Le meilleur des mondes d’Aldous Huxley
Ouvrage dystopique culte, Le meilleur des mondes d’Aldous Huxley parut en 1932. Cette œuvre fut écrite selon l’idée maitresse que notre société pourrait se transformer en un cauchemar non pas tant sous l’emprise d’une dictature ou d’une autre force extérieure, mais plutôt par notre recherche collective d’un bonheur vain et insipide. Ainsi, en extrapola cette quête superficielle à son paroxysme, Huxley présenta une société utilitariste à l’extrême où les valeurs et l’émancipation de l’individu n’ont pas place. Parmi les points marquant de cette société, on note évidemment son système de castes d’individus. Déterminées par la façon dont l’embryon sera formé dans une véritable usine d’incubation humaine, ces classes sont définitives et l’individu est conditionné à apprécier pleinement son sort quel qu’il soit.
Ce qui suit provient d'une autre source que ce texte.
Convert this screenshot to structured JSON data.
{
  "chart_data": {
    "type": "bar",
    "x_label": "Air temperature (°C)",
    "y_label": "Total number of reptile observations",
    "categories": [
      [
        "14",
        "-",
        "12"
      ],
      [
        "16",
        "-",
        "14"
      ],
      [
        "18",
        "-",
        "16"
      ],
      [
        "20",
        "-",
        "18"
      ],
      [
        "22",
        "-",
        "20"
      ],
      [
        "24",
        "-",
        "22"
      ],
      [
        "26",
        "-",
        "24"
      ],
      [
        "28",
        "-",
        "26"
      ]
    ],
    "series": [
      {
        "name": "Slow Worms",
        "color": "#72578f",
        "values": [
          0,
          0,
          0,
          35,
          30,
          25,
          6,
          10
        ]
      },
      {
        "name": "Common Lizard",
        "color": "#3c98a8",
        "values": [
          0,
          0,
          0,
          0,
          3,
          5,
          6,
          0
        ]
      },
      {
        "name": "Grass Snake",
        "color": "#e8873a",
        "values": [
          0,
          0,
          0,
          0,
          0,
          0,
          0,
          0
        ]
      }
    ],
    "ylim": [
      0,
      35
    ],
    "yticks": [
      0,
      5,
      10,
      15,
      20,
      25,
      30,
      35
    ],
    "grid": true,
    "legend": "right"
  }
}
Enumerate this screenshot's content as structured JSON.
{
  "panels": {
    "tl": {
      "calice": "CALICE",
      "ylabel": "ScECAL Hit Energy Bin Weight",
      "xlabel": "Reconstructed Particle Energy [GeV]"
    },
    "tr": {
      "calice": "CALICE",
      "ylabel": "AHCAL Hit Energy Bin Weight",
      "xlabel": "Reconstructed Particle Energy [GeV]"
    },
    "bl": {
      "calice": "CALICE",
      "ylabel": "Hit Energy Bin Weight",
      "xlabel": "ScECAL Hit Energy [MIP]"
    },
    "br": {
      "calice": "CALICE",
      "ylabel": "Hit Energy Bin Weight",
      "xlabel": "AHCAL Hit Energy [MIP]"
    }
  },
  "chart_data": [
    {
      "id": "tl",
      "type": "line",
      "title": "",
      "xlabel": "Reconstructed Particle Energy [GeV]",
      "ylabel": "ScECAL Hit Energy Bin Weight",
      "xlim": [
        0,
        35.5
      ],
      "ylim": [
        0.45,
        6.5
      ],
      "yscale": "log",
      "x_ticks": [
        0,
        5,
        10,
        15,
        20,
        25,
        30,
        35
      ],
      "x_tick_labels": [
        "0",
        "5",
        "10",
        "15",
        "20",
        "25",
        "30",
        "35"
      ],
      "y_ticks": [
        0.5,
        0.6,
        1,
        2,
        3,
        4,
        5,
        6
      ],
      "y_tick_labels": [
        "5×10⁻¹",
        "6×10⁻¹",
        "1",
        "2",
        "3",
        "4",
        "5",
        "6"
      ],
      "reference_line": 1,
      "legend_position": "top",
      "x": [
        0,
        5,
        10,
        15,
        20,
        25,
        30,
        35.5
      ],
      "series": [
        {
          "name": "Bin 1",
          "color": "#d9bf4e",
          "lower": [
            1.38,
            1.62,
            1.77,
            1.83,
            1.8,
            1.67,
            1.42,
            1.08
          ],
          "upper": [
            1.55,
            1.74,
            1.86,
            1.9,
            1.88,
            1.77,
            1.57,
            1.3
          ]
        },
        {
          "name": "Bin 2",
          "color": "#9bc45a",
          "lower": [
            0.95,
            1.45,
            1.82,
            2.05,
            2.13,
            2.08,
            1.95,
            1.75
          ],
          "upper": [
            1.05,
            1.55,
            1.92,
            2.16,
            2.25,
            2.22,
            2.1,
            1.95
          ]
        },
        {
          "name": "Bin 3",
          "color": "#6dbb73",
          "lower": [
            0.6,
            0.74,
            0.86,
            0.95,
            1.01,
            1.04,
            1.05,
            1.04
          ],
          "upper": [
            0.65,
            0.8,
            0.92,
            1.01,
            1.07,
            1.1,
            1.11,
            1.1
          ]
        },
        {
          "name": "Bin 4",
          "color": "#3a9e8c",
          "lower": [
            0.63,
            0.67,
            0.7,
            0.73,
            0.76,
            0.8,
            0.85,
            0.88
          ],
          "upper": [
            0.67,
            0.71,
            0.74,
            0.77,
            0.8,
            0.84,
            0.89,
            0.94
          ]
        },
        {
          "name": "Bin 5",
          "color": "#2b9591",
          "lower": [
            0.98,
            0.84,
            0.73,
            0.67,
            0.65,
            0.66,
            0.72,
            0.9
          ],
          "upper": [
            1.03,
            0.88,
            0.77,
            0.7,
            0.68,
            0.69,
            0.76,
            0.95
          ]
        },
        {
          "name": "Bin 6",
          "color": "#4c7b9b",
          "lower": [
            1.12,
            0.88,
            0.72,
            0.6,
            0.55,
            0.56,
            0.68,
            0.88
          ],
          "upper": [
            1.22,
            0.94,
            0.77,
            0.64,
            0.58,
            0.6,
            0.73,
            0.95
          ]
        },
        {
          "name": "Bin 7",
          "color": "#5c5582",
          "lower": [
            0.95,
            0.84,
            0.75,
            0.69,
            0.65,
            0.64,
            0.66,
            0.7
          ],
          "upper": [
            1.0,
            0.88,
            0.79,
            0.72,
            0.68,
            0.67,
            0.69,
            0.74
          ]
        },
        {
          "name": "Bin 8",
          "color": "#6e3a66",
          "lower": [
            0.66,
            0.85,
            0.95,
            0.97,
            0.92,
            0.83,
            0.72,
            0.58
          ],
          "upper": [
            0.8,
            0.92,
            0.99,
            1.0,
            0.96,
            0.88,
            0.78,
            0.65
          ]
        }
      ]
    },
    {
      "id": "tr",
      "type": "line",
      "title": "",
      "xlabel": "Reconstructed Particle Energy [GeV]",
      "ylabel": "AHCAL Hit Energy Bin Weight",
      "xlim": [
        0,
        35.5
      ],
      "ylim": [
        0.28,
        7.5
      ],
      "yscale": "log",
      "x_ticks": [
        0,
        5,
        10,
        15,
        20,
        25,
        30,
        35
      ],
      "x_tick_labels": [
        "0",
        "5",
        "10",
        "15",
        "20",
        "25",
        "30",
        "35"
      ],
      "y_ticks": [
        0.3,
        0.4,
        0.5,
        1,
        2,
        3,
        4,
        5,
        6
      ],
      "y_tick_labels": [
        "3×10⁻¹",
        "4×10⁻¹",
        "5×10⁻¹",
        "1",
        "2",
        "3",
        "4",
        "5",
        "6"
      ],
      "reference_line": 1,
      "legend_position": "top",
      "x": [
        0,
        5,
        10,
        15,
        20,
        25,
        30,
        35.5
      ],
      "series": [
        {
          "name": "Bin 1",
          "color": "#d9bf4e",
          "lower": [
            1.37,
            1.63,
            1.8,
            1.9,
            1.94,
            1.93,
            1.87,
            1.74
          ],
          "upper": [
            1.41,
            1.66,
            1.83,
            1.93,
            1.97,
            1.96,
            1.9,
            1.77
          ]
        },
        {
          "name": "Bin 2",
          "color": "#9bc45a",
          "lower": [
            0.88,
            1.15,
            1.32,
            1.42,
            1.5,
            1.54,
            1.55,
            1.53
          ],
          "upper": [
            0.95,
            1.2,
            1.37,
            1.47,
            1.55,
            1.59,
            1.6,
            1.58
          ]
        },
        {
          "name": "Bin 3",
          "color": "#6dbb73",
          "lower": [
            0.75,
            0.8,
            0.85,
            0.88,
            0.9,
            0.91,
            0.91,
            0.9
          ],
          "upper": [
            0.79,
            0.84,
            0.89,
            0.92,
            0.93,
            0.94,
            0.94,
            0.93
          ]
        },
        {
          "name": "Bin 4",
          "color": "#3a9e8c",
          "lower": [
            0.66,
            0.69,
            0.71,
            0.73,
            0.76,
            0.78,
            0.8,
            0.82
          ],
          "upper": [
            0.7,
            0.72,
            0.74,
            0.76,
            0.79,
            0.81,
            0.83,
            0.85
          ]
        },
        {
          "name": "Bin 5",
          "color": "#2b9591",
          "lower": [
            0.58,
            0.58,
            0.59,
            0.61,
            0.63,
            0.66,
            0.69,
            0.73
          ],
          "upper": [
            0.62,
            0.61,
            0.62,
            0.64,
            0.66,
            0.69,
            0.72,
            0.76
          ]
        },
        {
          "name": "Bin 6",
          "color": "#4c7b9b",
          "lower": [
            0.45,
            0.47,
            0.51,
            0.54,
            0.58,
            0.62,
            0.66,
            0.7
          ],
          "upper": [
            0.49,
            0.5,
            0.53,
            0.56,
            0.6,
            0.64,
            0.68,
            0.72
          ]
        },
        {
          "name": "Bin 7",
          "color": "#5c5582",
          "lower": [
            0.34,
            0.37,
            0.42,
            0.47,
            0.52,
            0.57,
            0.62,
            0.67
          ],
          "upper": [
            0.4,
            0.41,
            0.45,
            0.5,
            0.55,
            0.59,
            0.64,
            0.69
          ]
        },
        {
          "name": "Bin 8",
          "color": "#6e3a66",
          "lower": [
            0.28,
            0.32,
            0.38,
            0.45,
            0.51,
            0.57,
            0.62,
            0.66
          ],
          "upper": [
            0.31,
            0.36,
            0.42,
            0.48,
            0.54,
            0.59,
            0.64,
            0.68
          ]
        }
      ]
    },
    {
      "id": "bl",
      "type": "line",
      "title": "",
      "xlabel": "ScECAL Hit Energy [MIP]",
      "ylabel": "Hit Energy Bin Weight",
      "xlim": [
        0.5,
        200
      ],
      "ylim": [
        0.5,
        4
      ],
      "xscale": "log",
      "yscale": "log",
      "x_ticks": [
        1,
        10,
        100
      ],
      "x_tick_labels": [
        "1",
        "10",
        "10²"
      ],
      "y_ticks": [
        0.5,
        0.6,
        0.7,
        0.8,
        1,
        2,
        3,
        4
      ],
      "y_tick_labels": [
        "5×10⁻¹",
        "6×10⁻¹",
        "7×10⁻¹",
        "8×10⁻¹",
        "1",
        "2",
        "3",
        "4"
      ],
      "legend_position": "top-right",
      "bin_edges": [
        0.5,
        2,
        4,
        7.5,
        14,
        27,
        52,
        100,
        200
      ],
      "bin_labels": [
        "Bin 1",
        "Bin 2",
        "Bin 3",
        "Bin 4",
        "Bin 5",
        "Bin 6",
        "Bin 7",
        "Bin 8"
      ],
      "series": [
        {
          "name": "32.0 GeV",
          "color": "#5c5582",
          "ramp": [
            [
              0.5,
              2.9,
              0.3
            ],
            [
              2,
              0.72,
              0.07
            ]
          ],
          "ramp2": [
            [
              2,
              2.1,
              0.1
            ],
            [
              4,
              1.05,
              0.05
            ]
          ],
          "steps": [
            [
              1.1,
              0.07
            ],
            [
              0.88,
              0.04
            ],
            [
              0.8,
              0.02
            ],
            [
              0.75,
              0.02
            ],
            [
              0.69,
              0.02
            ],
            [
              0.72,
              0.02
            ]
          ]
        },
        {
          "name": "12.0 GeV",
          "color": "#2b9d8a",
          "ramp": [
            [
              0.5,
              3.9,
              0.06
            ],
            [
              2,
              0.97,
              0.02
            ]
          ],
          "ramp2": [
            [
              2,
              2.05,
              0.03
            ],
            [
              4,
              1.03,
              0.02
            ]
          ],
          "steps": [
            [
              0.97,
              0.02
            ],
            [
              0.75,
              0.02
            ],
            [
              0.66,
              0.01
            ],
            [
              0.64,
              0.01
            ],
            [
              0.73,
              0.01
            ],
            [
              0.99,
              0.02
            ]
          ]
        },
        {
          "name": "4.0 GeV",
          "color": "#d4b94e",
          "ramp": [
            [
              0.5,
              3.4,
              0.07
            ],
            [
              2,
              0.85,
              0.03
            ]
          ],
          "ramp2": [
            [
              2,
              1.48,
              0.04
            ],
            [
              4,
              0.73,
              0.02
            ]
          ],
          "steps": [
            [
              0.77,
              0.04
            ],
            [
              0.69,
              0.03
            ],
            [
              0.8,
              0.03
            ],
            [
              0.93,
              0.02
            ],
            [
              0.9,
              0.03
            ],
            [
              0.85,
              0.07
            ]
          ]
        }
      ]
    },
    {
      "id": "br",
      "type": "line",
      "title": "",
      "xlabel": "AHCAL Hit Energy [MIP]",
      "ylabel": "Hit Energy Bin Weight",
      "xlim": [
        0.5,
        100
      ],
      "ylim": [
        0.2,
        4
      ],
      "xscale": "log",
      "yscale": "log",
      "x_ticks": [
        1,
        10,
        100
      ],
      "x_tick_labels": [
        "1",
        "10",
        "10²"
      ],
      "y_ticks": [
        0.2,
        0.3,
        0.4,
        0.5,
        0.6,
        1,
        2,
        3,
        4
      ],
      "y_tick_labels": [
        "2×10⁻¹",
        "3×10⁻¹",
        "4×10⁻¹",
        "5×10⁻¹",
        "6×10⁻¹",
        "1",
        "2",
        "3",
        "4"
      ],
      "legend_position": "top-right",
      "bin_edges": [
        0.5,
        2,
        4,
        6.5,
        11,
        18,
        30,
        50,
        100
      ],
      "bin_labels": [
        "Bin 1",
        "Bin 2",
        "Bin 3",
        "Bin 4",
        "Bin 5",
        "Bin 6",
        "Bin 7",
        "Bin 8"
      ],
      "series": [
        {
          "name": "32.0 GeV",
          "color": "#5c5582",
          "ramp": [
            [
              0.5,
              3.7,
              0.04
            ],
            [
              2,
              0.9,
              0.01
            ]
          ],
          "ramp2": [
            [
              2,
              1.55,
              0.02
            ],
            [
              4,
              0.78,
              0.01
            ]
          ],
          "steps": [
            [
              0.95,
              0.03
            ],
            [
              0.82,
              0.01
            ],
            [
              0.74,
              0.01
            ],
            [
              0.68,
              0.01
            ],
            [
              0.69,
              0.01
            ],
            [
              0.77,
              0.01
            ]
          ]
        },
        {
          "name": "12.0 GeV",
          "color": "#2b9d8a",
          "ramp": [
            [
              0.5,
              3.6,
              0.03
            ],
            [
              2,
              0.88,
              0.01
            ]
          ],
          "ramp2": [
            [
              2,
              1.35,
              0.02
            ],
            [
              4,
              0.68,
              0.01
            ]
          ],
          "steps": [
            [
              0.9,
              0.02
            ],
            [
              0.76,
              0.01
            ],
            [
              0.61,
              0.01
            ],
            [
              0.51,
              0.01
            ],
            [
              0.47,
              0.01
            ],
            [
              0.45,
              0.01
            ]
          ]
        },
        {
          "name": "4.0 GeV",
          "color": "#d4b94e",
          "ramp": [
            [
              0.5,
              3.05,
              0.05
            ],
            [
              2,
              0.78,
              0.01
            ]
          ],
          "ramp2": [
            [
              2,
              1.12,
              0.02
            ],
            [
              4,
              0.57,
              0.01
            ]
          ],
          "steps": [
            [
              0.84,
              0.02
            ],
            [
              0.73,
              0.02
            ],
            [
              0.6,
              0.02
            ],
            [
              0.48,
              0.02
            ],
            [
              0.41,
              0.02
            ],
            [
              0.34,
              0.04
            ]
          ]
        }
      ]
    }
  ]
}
Cette méthode de procréation rends d’ailleurs la famille désuète, qui est d’ailleurs considérée comme honteuse, voire dégoutante.
Valeurs perdues dans un nuage d’extase
L’usage de la drogue, nommée « Soma », y est démocratisé à tel point qu’elle est distribuée à chaque individu et est consommé par chacun d’entre eux. Sans effets indésirables apparent, la drogue est un facilitateur important de la cohésion sociale. Le sexe y joue le même rôle; dès leur plus jeune âge, les individus sont poussés à avoir une vie sexuelle active avec de divers partenaires. Après avoir présenté ce monde, Huxley le compare avec une société plus primitive et proche de la notre. Ainsi, on assiste aux conflits d’un « sauvage » qui, tenant à ses valeurs, est confronté à un monde qui n’en possède pour ainsi dire aucune, sinon une éternelle quête de plaisir. Aussi, tout au long de l’œuvre on suit la quête d’un homme qui consiste à tenter d’intégrer cette société qui le rejette et les péripéties d’une femme qui y est fort bien adaptée. En somme, Le meilleur des mondes présente une société gouvernée par ses appétits et peut être interprété comme un avertissement destiné à notre civilisation.